The movie expects us to identify with Mr. Freed, be intrigued by him, and root for him. But that’s just a given - there's nothing put on the screen that makes us care. He makes no effort to cure his gambling habit, he's gotten in trouble before and gotten bailed out by his rich relatives, and outside of his gambling habit there's nothing particularly interesting about him. By the end, I was tired of him. So, when Axel absurdly goes to Harlem and tries to bait a pimp into killing him, one wishes it were so. But sadly, he only manages to get his face slashed.
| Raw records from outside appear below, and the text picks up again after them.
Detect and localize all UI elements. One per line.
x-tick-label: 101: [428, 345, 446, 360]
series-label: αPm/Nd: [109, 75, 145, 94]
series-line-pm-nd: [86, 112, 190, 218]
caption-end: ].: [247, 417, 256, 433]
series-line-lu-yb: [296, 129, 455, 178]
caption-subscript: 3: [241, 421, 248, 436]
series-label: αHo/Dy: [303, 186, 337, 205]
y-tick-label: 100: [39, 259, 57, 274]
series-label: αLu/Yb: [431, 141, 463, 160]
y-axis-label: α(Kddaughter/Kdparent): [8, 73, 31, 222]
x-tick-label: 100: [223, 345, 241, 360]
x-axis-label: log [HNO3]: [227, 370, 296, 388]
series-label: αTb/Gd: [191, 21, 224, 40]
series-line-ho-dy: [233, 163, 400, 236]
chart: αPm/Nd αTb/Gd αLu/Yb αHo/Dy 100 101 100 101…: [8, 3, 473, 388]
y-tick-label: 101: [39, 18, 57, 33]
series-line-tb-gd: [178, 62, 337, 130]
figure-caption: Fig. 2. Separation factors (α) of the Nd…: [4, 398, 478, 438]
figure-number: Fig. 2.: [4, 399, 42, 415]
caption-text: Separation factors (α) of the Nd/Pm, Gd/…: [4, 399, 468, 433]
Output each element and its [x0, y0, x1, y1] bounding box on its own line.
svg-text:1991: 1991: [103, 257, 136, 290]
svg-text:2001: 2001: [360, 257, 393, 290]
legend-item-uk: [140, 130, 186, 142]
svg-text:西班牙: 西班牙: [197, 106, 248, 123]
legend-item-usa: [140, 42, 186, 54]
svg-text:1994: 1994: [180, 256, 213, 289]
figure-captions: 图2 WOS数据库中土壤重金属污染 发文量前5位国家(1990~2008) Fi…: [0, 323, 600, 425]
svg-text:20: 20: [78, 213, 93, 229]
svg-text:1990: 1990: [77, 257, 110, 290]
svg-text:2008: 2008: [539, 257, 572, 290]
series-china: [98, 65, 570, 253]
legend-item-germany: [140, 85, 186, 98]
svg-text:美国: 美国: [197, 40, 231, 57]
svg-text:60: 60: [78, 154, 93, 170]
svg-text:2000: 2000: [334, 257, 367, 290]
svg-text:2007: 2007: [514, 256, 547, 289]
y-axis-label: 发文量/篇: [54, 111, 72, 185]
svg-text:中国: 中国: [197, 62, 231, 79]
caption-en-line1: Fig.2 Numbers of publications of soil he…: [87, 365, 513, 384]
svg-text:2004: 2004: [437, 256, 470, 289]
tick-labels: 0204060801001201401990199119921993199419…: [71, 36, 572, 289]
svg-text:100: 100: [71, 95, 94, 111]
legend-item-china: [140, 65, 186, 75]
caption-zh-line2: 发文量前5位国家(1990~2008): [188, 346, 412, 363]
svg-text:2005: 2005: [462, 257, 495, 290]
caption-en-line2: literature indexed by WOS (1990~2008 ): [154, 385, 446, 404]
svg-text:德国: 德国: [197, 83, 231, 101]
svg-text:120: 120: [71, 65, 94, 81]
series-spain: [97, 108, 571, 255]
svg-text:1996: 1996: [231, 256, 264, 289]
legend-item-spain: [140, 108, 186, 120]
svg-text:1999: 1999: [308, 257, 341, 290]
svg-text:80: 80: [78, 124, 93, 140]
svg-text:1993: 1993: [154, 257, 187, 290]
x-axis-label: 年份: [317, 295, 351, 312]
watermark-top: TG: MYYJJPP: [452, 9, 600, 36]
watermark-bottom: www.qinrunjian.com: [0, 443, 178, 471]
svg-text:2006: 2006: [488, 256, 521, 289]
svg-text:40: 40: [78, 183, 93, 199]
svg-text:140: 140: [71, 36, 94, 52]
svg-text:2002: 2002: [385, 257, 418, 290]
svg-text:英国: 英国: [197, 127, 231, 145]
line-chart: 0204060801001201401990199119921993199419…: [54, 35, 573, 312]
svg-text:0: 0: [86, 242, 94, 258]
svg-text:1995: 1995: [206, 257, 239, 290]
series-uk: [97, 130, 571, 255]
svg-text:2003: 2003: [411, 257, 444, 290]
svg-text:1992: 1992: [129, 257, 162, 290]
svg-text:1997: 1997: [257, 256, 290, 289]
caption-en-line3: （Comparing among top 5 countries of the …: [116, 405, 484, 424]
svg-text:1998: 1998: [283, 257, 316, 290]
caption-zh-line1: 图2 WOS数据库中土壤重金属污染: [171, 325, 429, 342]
And Caan doesn’t help matters. He just doesn’t have the charisma/acting chops to draw us in. Caan’s too self-contained, its all surface emotion. We feel neither Axel’s ghastly compulsion nor his intermittent exultation. And Caan doesn’t wear well - he can’t “carry” a movie for 120 minutes.
Summary: Watching a young Paul Sorvino, and a few scenes of 1970s NYC was fun. And Hutton was attractive - but mostly I was bored with “The Gambler”. We get too many scenes of Caan driving a car, talking to college students, or talking to his mother. Or Axel telling some bookie “I’ll get your money, just wait”. Again, the whole thing seemed pointless. A small time movie about a small-time man you really wouldn't want to know. Who was the target audience for this? I dunno. It sure wasn't me.
The Mystery of James Caan
James Caan always seems to be a bigger star then he actually was. Partly, it was luck. He got co-star/supporting roles in memorable movies (Misery, Dick Tracy, Brian’s Song, and The Godfather) or was paired with a popular actress in one of thieir star vehicles (Funny Lady, Comes a Horseman). And partly it was because he was the darling of Studio Execs/Producers and Pauline Kael in the 1970s. Robert Evans, for example, wanted Caan as “Michael” in the Godfather. And the director of “The Gambler” chose Caan over DeNiro for that role.
It’s not clear how popular Caan really was, because most of his starring movies in 70s weren’t very good and did mediocre business. After watching Thief and The Gambler, it’s clear he couldn’t carry a movie on his own. He just wasn’t in the same class as De Niro, Pacino, or Redford.